Radical-induced single-molecule conductance tuning in 9,9′-bifluorenylidene derivatives

Abstract

Single-molecule techniques provide new perspectives for understanding the relationship between spin delocalization of organic radicals and the intramolecular electronic structure. In this study, a series of 9,9′-bifluorenylidene (9,9′-BF) derivatives with four functionalization sites were synthesized, showcasing the orthogonalization of non-conducting (between radical sites) and conducting (between thiomethyl groups) paths.

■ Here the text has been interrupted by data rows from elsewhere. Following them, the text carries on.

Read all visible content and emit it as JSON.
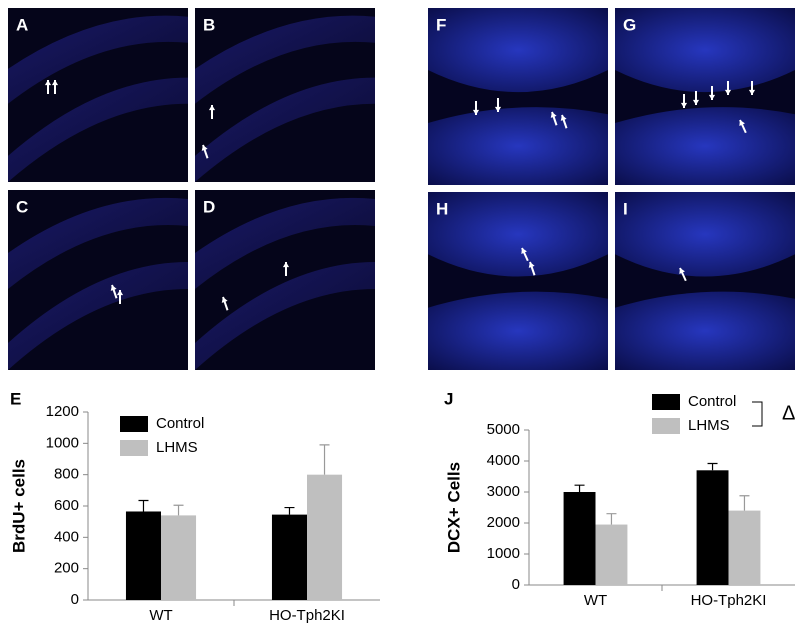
{
  "panels": [
    {
      "label": "A"
    },
    {
      "label": "B"
    },
    {
      "label": "C"
    },
    {
      "label": "D"
    },
    {
      "label": "F"
    },
    {
      "label": "G"
    },
    {
      "label": "H"
    },
    {
      "label": "I"
    }
  ],
  "chart_data": [
    {
      "type": "bar",
      "panel_label": "E",
      "ylabel": "BrdU+ cells",
      "categories": [
        "WT",
        "HO-Tph2KI"
      ],
      "series": [
        {
          "name": "Control",
          "color": "#000000",
          "values": [
            565,
            545
          ],
          "errors": [
            70,
            45
          ]
        },
        {
          "name": "LHMS",
          "color": "#bfbfbf",
          "values": [
            540,
            800
          ],
          "errors": [
            65,
            190
          ]
        }
      ],
      "ylim": [
        0,
        1200
      ],
      "yticks": [
        0,
        200,
        400,
        600,
        800,
        1000,
        1200
      ]
    },
    {
      "type": "bar",
      "panel_label": "J",
      "ylabel": "DCX+ Cells",
      "annotation": "Δ",
      "categories": [
        "WT",
        "HO-Tph2KI"
      ],
      "series": [
        {
          "name": "Control",
          "color": "#000000",
          "values": [
            3000,
            3700
          ],
          "errors": [
            220,
            220
          ]
        },
        {
          "name": "LHMS",
          "color": "#bfbfbf",
          "values": [
            1950,
            2400
          ],
          "errors": [
            350,
            480
          ]
        }
      ],
      "ylim": [
        0,
        5000
      ],
      "yticks": [
        0,
        1000,
        2000,
        3000,
        4000,
        5000
      ]
    }
  ]
}
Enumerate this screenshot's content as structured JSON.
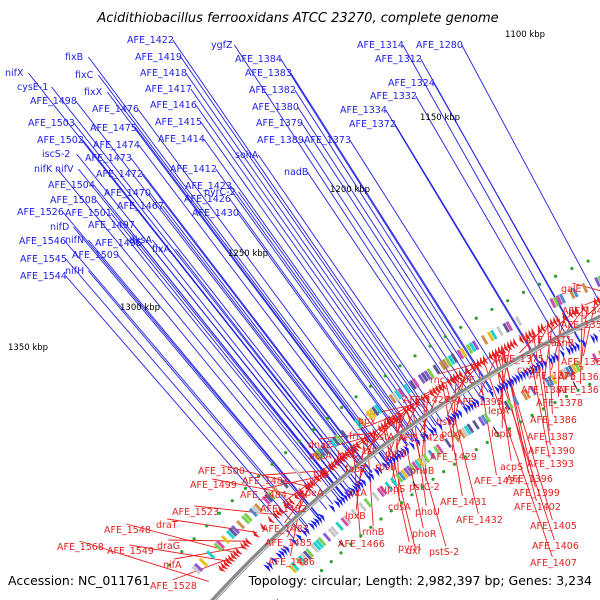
{
  "title": "Acidithiobacillus ferrooxidans ATCC 23270, complete genome",
  "footer": {
    "accession": "Accession: NC_011761",
    "stats": "Topology: circular; Length: 2,982,397 bp; Genes: 3,234"
  },
  "colors": {
    "forward_strand": "#1f1fe6",
    "reverse_strand": "#e61f1f",
    "backbone": "#8a8a8a",
    "tick_marks": "#2e9e2e"
  },
  "kbp_labels": [
    "1100 kbp",
    "1150 kbp",
    "1200 kbp",
    "1250 kbp",
    "1300 kbp",
    "1350 kbp"
  ],
  "forward_genes": [
    "nifX",
    "cysE-1",
    "AFE_1498",
    "AFE_1503",
    "AFE_1502",
    "iscS-2",
    "nifK",
    "AFE_1504",
    "AFE_1508",
    "AFE_1526",
    "nifD",
    "AFE_1546",
    "AFE_1545",
    "AFE_1544",
    "fixB",
    "fixC",
    "fixX",
    "AFE_1476",
    "AFE_1475",
    "AFE_1474",
    "AFE_1473",
    "AFE_1472",
    "AFE_1470",
    "AFE_1467",
    "nifV",
    "AFE_1501",
    "nifN",
    "AFE_1497",
    "AFE_1496",
    "AFE_1509",
    "nifH",
    "dksA",
    "fixA",
    "AFE_1422",
    "AFE_1419",
    "AFE_1418",
    "AFE_1417",
    "AFE_1416",
    "AFE_1415",
    "AFE_1414",
    "AFE_1412",
    "AFE_1423",
    "AFE_1426",
    "AFE_1430",
    "pyrC-2",
    "ygfZ",
    "AFE_1384",
    "AFE_1383",
    "AFE_1382",
    "AFE_1380",
    "AFE_1379",
    "AFE_1389",
    "AFE_1373",
    "sohA",
    "nadB",
    "AFE_1314",
    "AFE_1312",
    "AFE_1280",
    "AFE_1324",
    "AFE_1332",
    "AFE_1334",
    "AFE_1372"
  ],
  "reverse_genes": [
    "galE",
    "AFE_1348",
    "AFE_1351",
    "asnB",
    "AFE_1371",
    "AFE_1360",
    "AFE_1365",
    "AFE_1367",
    "AFE_1378",
    "AFE_1375",
    "cvdD",
    "AFE_1376",
    "AFE_1381",
    "AFE_1386",
    "rnc",
    "rpoE",
    "era",
    "AFE_1395",
    "lepA",
    "AFE_1387",
    "lepB",
    "AFE_1390",
    "AFE_1393",
    "hslO",
    "pdxJ",
    "acpS",
    "AFE_1396",
    "AFE_1399",
    "AFE_1402",
    "AFE_1405",
    "AFE_1406",
    "AFE_1407",
    "ppx",
    "rhlE",
    "frr",
    "pstA",
    "tsf",
    "pstB",
    "AFE_1427",
    "AFE_1428",
    "AFE_1429",
    "AFE_1424",
    "AFE_1431",
    "AFE_1432",
    "rpsB",
    "phoB",
    "pstC-2",
    "phoU",
    "phoR",
    "pyrH",
    "pstS-2",
    "dxr",
    "uppS",
    "cdsA",
    "lpxA",
    "fabZ",
    "lpxD",
    "accA",
    "dnaE",
    "tilS",
    "lpxB",
    "rnhB",
    "AFE_1466",
    "speA",
    "AFE_1481",
    "AFE_1484",
    "AFE_1482",
    "AFE_1483",
    "AFE_1485",
    "AFE_1486",
    "AFE_1500",
    "AFE_1499",
    "AFE_1523",
    "AFE_1548",
    "AFE_1549",
    "draT",
    "draG",
    "nifA",
    "AFE_1528",
    "AFE_1568"
  ]
}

By precisely controlling the amount of radicals, or radical injection, ranging from mono-radical (Mono-PFPR) to diradicals, and among these, varying from medium (Di-PFPRy₀ = 0.66) to small (Di-PFNRy₀ = 0.11) to vanishing (Di-NFNRy₀ = 0) diradical characters (y₀ represents the diradical index), the influence of organic radical spin delocalization on the conducting path can be gradually modulated, transforming linear conjugated conducting channels into cross-conjugated channels and significantly reducing single-molecule conductance. This discovery provides an in-depth understanding of the complex relationship between radicals, spin delocalization, and molecular conductance, which is rather unique in the area of functional stable radical compounds. Ultimately, it provides forward-looking guidance for research on these materials in the field of organic electronic materials.